Most homeowners prefer fixed-rate mortgages because they offer the financial comfort of a stable and predictable monthly payment. The 30-year fixed-rate mortgage is the most common fixed mortgage chosen, because it allows for the lowest monthly payment spread out for the longest period of time.
Borrowers that need short term savings may choose an adjustable-rate mortgage (ARM) to take advantage of lower ARM rates for the first three, five, seven or 10 years of their loan term. The 5/1 ARM is a popular choice: The rates are typically lower than current 30-year rates for the first five years and then adjust yearly until the loan is paid off.
Your military service may make you eligible for a no-down payment loan backed by the U.S. Department of Veterans Affairs (VA). There’s no mortgage insurance requirement regardless of your down payment, and qualifying guidelines are more flexible than other loan types.
First-time homebuyers with credit scores below 620 may find it easier and more cost-effective to get a loan backed by the Federal Housing Administration (FHA). Homebuyers may qualify with only a 3.5% down payment and a 580 credit score. One drawback: FHA loan limits are capped at $472,030 for a one-unit home in most parts of the U.S.

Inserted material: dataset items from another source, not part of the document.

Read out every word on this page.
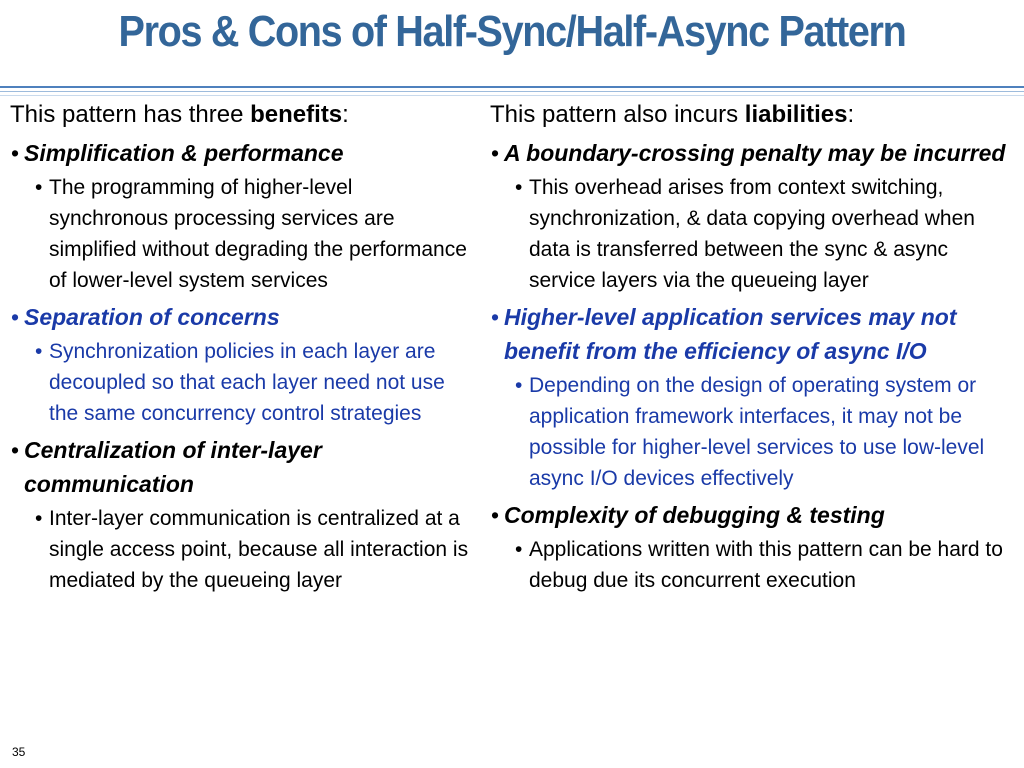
Pros & Cons of Half-Sync/Half-Async Pattern
This pattern has three benefits:
• Simplification & performance
• The programming of higher-level synchronous processing services are simplified without degrading the performance of lower-level system services
• Separation of concerns
• Synchronization policies in each layer are decoupled so that each layer need not use the same concurrency control strategies
• Centralization of inter-layer communication
• Inter-layer communication is centralized at a single access point, because all interaction is mediated by the queueing layer
This pattern also incurs liabilities:
• A boundary-crossing penalty may be incurred
• This overhead arises from context switching, synchronization, & data copying overhead when data is transferred between the sync & async service layers via the queueing layer
• Higher-level application services may not benefit from the efficiency of async I/O
• Depending on the design of operating system or application framework interfaces, it may not be possible for higher-level services to use low-level async I/O devices effectively
• Complexity of debugging & testing
• Applications written with this pattern can be hard to debug due its concurrent execution
35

This specialized loan program is guaranteed by the U.S. Department of Agriculture (USDA) allows for no down payment financing to help low- to moderate income consumers buy homes in designated rural areas.

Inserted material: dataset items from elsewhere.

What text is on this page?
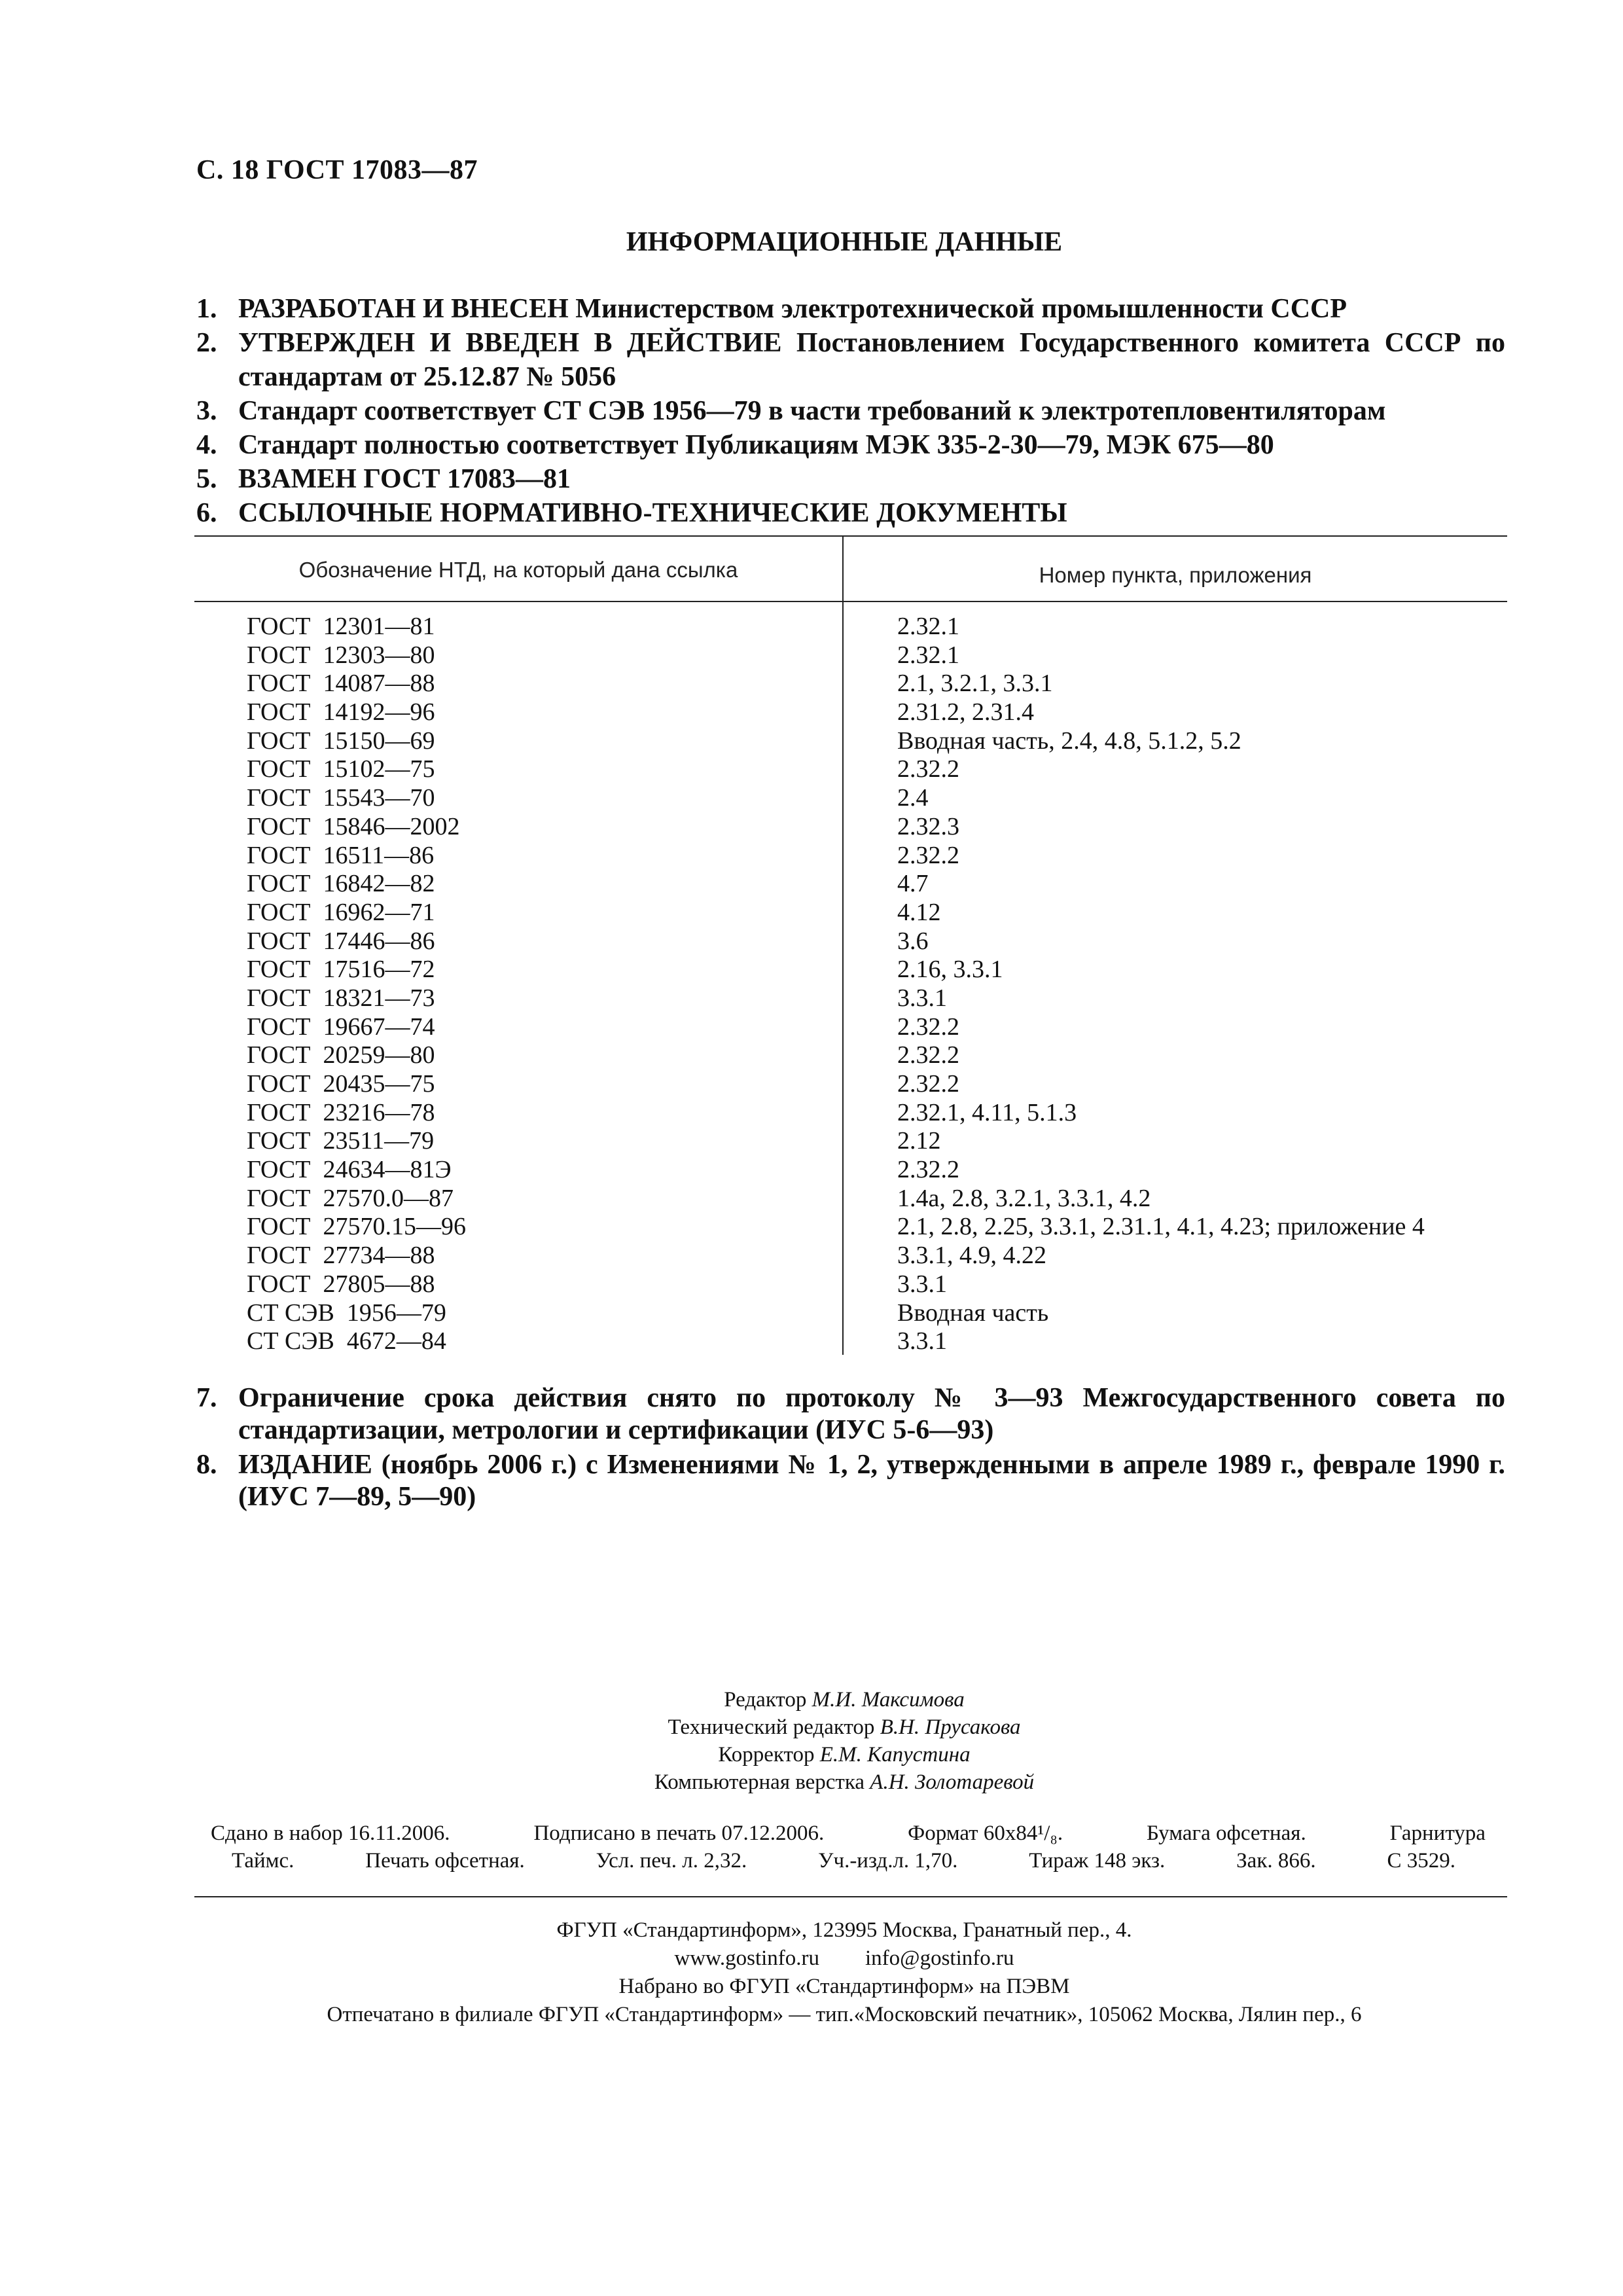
С. 18 ГОСТ 17083—87
ИНФОРМАЦИОННЫЕ ДАННЫЕ
1. РАЗРАБОТАН И ВНЕСЕН Министерством электротехнической промышленности СССР
2. УТВЕРЖДЕН И ВВЕДЕН В ДЕЙСТВИЕ Постановлением Государственного комитета СССР по стандартам от 25.12.87 № 5056
3. Стандарт соответствует СТ СЭВ 1956—79 в части требований к электротепловентиляторам
4. Стандарт полностью соответствует Публикациям МЭК 335-2-30—79, МЭК 675—80
5. ВЗАМЕН ГОСТ 17083—81
6. ССЫЛОЧНЫЕ НОРМАТИВНО-ТЕХНИЧЕСКИЕ ДОКУМЕНТЫ
Обозначение НТД, на который дана ссылка	Номер пункта, приложения
ГОСТ  12301—81	2.32.1
ГОСТ  12303—80	2.32.1
ГОСТ  14087—88	2.1, 3.2.1, 3.3.1
ГОСТ  14192—96	2.31.2, 2.31.4
ГОСТ  15150—69	Вводная часть, 2.4, 4.8, 5.1.2, 5.2
ГОСТ  15102—75	2.32.2
ГОСТ  15543—70	2.4
ГОСТ  15846—2002	2.32.3
ГОСТ  16511—86	2.32.2
ГОСТ  16842—82	4.7
ГОСТ  16962—71	4.12
ГОСТ  17446—86	3.6
ГОСТ  17516—72	2.16, 3.3.1
ГОСТ  18321—73	3.3.1
ГОСТ  19667—74	2.32.2
ГОСТ  20259—80	2.32.2
ГОСТ  20435—75	2.32.2
ГОСТ  23216—78	2.32.1, 4.11, 5.1.3
ГОСТ  23511—79	2.12
ГОСТ  24634—81Э	2.32.2
ГОСТ  27570.0—87	1.4а, 2.8, 3.2.1, 3.3.1, 4.2
ГОСТ  27570.15—96	2.1, 2.8, 2.25, 3.3.1, 2.31.1, 4.1, 4.23; приложение 4
ГОСТ  27734—88	3.3.1, 4.9, 4.22
ГОСТ  27805—88	3.3.1
СТ СЭВ  1956—79	Вводная часть
СТ СЭВ  4672—84	3.3.1
7. Ограничение срока действия снято по протоколу № 3—93 Межгосударственного совета по стандартизации, метрологии и сертификации (ИУС 5-6—93)
8. ИЗДАНИЕ (ноябрь 2006 г.) с Изменениями № 1, 2, утвержденными в апреле 1989 г., феврале 1990 г. (ИУС 7—89, 5—90)
Редактор М.И. Максимова
Технический редактор В.Н. Прусакова
Корректор Е.М. Капустина
Компьютерная верстка А.Н. Золотаревой
Сдано в набор 16.11.2006.	Подписано в печать 07.12.2006.	Формат 60х84¹/₈.	Бумага офсетная.	Гарнитура
Таймс.	Печать офсетная.	Усл. печ. л. 2,32.	Уч.-изд.л. 1,70.	Тираж 148 экз.	Зак. 866.	С 3529.
ФГУП «Стандартинформ», 123995 Москва, Гранатный пер., 4.
www.gostinfo.ru info@gostinfo.ru
Набрано во ФГУП «Стандартинформ» на ПЭВМ
Отпечатано в филиале ФГУП «Стандартинформ» — тип.«Московский печатник», 105062 Москва, Лялин пер., 6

A second mortgage is a home loan secured by a home that will be – or already is – secured by a first mortgage. The most common types of second mortgages include home equity lines of credit (HELOCS) and home equity loans. Second mortgages can be combined with a first mortgage to buy, refinance or renovate a home.
A refinance mortgage is a home loan that replaces your current mortgage with a new one. Homeowners often refinance to lower their payment, pay their loan off faster or take cash-out for debt consolidation, home repairs or renovations.
A jumbo mortgage is part of the conventional loan family, but it’s considered “jumbo” because it exceeds the conforming loan limits set by the Federal Housing Financial Agency (FHA). For a single-family loan in 2023, any loan above $726,200 in most parts of the country would be considered a jumbo loan. Expect higher down payment, and more stringent credit and debt requirements to qualify.